As equipas de infraestrutura e plataforma em ambientes de retalho, telecomunicações e corporativos utilizam o Ansible para gerir centenas ou milhares de hosts em múltiplos ambientes. À medida que os playbooks e inventários crescem, executar a automação diretamente a partir das máquinas dos engenheiros ou através de tarefas de CI ad-hoc torna-se mais difícil de controlar e auditar.

Características do ambiente:

  • Centenas ou milhares de hosts
  • Dispositivos de rede, servidores e VMs
  • Múltiplos ambientes e inventários
  • Número crescente de playbooks e roles

O Semaphore UI fornece um centro de automação centralizado para executar Ansible, Terraform e scripts em grande escala. Permite-lhe controlar o acesso aos seus fluxos de trabalho de automação e recursos, bem como auditar a sua execução.

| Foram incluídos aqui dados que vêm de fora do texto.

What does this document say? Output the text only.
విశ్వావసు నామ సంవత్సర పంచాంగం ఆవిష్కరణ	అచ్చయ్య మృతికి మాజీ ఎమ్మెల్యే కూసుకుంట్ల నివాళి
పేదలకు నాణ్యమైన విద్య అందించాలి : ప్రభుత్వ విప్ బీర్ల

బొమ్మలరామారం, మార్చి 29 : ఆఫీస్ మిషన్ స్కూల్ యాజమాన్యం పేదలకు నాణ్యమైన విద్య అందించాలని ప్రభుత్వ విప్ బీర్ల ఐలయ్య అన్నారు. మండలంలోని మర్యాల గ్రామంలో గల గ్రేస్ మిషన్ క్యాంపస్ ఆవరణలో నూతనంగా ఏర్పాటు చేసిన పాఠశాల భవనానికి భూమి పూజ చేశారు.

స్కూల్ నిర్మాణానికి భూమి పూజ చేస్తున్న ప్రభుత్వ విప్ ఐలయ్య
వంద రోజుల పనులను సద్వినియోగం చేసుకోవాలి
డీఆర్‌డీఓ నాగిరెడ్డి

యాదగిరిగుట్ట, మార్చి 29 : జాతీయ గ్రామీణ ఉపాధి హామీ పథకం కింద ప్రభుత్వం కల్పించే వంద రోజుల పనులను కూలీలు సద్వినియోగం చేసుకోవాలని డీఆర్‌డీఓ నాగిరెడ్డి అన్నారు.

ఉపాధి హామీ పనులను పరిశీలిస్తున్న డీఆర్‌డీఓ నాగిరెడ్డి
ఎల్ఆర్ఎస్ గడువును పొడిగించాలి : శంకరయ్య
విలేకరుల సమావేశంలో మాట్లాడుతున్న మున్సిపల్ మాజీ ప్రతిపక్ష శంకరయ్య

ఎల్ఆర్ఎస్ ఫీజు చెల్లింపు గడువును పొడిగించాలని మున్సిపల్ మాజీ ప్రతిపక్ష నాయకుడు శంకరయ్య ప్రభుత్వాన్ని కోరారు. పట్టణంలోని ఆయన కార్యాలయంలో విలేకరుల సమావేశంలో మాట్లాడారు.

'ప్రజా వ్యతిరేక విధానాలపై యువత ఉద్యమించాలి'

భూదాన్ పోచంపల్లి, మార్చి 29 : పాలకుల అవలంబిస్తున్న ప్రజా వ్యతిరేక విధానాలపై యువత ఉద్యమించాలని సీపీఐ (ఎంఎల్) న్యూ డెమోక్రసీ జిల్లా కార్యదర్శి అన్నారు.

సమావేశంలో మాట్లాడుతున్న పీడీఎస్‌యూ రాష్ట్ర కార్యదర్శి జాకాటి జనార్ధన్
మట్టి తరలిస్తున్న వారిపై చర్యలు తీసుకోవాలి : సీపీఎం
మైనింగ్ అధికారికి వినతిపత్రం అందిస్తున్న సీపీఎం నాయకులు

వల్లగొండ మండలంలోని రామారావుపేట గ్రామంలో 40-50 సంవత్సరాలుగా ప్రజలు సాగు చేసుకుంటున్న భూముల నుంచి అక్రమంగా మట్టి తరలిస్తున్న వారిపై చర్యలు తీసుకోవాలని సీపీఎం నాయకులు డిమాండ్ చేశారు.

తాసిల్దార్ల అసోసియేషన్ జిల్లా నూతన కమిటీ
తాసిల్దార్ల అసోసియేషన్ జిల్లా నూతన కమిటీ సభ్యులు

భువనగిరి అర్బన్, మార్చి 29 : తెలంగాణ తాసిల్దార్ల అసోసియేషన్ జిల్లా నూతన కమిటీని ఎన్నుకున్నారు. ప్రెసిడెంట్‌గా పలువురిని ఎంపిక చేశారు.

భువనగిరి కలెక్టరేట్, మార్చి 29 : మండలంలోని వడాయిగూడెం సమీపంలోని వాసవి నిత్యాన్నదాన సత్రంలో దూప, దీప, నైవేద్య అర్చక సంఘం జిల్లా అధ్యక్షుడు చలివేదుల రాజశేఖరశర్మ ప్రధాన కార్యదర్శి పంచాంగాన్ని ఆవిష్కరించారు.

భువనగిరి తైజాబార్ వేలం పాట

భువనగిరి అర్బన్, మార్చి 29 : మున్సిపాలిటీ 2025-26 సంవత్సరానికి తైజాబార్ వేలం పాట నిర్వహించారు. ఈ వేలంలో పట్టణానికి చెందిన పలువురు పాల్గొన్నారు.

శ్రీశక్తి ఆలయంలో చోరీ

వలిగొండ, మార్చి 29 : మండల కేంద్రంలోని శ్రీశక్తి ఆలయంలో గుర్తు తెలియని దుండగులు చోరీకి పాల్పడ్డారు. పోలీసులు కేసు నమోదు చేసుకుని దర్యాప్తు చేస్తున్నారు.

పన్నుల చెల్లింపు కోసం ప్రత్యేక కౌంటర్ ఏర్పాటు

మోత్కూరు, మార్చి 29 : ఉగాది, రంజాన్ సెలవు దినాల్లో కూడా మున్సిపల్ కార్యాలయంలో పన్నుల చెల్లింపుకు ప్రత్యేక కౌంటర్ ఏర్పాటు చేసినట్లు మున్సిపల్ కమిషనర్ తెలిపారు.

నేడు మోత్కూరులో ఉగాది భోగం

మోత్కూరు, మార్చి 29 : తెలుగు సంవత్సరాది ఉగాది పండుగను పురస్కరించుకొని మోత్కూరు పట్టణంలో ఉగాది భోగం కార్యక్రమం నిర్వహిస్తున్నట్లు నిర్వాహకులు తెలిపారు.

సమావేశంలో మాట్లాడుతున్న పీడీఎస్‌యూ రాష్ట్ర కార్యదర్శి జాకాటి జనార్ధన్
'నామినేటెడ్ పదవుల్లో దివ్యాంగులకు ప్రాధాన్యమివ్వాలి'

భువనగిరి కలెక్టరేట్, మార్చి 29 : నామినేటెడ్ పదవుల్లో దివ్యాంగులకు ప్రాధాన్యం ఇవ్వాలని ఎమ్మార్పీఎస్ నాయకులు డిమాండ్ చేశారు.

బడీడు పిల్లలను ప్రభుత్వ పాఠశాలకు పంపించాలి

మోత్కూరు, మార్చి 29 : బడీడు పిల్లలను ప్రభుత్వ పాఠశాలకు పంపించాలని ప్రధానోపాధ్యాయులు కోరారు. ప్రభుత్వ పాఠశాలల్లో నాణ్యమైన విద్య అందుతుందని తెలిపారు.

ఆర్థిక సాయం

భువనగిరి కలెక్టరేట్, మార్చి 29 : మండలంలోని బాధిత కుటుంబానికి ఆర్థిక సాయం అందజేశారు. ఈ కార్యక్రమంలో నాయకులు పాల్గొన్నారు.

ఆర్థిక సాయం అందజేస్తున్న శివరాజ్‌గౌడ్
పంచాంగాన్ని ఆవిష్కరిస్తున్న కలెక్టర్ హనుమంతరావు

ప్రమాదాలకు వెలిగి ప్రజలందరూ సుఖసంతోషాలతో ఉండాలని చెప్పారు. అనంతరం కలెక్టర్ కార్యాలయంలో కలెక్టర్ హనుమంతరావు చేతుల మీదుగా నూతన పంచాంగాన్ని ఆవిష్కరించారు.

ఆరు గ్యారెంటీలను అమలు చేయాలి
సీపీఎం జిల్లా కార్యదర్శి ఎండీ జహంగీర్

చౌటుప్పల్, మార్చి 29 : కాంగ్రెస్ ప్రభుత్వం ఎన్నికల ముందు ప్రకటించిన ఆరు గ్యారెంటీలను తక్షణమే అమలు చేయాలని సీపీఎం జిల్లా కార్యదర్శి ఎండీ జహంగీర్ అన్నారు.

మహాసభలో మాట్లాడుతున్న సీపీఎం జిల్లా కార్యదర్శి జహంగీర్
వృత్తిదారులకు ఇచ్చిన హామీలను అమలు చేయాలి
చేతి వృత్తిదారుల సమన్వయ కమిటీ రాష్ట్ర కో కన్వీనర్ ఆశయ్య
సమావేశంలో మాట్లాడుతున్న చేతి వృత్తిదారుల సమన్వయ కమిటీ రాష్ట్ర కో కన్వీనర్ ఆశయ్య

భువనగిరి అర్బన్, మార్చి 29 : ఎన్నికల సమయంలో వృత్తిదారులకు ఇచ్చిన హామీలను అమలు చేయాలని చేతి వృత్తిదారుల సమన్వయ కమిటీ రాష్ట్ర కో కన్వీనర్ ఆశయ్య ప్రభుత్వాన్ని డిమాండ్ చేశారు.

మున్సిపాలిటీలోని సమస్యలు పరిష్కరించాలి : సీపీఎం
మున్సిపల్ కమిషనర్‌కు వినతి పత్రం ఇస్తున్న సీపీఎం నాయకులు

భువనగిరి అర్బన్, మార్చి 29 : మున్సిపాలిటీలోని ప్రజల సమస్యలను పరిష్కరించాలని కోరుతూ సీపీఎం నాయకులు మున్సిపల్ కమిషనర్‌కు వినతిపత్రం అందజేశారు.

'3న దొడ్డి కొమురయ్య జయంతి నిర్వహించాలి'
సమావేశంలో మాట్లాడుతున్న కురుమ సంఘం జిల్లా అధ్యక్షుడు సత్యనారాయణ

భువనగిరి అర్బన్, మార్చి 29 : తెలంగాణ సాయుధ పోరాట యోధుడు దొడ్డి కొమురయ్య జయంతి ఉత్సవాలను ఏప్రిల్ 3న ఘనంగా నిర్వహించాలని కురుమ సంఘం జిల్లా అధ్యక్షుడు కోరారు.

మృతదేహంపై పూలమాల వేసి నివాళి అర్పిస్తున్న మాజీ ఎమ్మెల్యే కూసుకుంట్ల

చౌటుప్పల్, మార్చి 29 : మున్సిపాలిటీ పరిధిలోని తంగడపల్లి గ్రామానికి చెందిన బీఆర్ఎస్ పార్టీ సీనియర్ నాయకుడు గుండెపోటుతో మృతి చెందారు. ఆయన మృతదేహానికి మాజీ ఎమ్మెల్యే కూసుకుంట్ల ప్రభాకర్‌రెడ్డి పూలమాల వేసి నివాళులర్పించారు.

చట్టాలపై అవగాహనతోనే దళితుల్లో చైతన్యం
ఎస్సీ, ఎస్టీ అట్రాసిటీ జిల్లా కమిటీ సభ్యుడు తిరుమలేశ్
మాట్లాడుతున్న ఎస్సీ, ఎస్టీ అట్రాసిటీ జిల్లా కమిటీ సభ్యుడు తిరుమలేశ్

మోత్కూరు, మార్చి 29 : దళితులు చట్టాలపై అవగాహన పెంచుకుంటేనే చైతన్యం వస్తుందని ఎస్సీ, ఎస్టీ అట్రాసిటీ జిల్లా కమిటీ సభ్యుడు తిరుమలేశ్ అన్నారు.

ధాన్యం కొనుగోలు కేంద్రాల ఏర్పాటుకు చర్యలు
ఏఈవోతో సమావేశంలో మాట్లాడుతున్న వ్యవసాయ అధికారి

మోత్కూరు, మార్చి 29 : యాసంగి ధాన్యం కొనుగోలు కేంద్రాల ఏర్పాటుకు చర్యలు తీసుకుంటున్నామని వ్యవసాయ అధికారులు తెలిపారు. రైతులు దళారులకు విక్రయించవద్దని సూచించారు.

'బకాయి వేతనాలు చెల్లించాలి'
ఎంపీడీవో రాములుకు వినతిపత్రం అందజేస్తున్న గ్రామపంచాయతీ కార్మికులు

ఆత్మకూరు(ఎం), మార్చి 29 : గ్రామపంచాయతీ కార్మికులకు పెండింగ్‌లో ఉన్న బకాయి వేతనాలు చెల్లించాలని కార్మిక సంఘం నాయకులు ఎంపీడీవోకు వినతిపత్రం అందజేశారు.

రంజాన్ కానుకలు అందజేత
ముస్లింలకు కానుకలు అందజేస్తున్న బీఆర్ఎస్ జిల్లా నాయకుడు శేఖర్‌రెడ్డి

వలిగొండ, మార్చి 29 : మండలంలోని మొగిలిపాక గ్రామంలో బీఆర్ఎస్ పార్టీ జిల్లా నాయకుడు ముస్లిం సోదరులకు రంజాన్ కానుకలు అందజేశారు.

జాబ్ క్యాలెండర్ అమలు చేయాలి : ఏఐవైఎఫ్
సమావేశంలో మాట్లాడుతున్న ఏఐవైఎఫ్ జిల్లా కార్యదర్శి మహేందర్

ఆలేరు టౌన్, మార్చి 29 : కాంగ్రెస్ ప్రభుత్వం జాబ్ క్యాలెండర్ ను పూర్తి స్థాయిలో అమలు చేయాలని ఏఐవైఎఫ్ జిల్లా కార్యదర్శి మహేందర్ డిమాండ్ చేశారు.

Execução de tarefas para utilizadores não-DevOps

Acesso apenas de execução

Em algum momento, nem todos que precisam de executar automações devem ter acesso à CLI do Ansible, credenciais SSH ou configuração da infraestrutura. Isso aplica-se frequentemente a equipas de suporte, operações ou engenharia que dependem de tarefas de automação predefinidas.

Características do ambiente:

  • Engenheiros DevOps a criar e manter as tarefas
  • Equipas de operações, suporte ou NOC a iniciar as execuções
  • Estrita separação entre a definição da tarefa e a sua execução

O Semaphore UI permite que utilizadores não-DevOps iniciem tarefas de automação predefinidas via UI ou API, enquanto o acesso a playbooks, inventários e credenciais permanece restrito às equipas de plataforma. As permissões de execução são separadas do acesso à infraestrutura.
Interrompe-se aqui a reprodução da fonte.